3.  COVID-19 could impact climate resilience funding by reducing the investment needed to combat climate change. By some estimates, the economic fallout could include recessions in the U.S., Europe and Japan, the slowest growth on record in China, and a total of $2.7 trillion in lost output. Overall, these impacts will limit the ability of governments, financial institutions, and NGOs to invest in climate resilience solutions.

Hurricane season is just weeks away for the Atlantic and Pacific. The countries most vulnerable to the impacts of extreme storms are the same communities whose health care and emergency response systems are currently being stretched by the pandemic.

The vulnerability caused by COVID-19 and climate is interlinked, and any resilience strategy to address climate change must take into account this changed landscape. COVID-19 has weakened economic systems, disrupted social systems and diverted finances that could otherwise be used to build resilience against climate change. As pressure on social and political systems increase, viewing climate resilience through an integrated, holistic lens is more important than ever. Without integrated, forward planning, there is a high potential for suboptimal investments, wasted resources and reactive rather than proactive decision making.

The 2020s need to be the decade of climate action. COVID-19 will increase the vulnerability of those at the forefront of the climate emergency and suppress economic investment needed to combat climate change. It has also demonstrated significant fault lines in the preparedness of global healthcare delivery systems and the difficulty of addressing these shortcomings in the midst of a full-blown crisis.
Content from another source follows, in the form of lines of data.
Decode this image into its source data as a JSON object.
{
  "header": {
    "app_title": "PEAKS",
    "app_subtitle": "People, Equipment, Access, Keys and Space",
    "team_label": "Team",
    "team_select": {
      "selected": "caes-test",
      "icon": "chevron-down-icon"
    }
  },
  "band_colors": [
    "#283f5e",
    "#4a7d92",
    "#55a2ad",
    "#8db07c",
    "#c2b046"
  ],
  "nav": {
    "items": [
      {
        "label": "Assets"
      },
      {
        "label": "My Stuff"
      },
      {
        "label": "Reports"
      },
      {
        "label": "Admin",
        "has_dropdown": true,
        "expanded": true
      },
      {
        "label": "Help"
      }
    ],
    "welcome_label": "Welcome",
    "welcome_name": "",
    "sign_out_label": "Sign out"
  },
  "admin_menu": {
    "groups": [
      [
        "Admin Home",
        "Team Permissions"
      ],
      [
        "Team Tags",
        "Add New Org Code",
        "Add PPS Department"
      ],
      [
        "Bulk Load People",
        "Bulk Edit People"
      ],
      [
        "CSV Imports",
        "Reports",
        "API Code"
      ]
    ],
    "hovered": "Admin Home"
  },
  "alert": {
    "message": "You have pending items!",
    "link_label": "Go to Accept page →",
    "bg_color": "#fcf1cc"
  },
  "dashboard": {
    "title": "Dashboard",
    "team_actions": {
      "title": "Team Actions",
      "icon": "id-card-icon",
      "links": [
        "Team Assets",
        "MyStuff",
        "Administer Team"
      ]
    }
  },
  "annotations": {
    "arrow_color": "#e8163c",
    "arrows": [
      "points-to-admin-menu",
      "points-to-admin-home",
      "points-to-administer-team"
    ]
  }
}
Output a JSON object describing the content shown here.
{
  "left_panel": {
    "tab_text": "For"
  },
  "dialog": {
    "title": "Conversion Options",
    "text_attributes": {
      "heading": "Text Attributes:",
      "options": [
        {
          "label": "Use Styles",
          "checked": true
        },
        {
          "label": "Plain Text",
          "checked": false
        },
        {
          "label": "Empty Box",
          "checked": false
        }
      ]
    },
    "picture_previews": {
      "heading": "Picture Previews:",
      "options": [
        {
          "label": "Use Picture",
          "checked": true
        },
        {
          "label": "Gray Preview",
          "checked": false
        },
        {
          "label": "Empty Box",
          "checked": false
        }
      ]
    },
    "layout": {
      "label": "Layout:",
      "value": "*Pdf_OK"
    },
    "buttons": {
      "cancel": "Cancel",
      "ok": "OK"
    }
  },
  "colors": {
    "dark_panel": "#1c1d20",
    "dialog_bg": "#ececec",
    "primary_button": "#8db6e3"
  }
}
But, COVID-19 represents an opportunity to reshape the global economy and create a better system and structures to respond to the climate crisis. It is now more important than ever that climate resilience investments go where they are need most.

 

Sally Yozell is a senior fellow and director of the Environmental Security program at the Stimson Center and Jack W. Stuart is a research associate with the Environmental Security Program at the Stimson Center.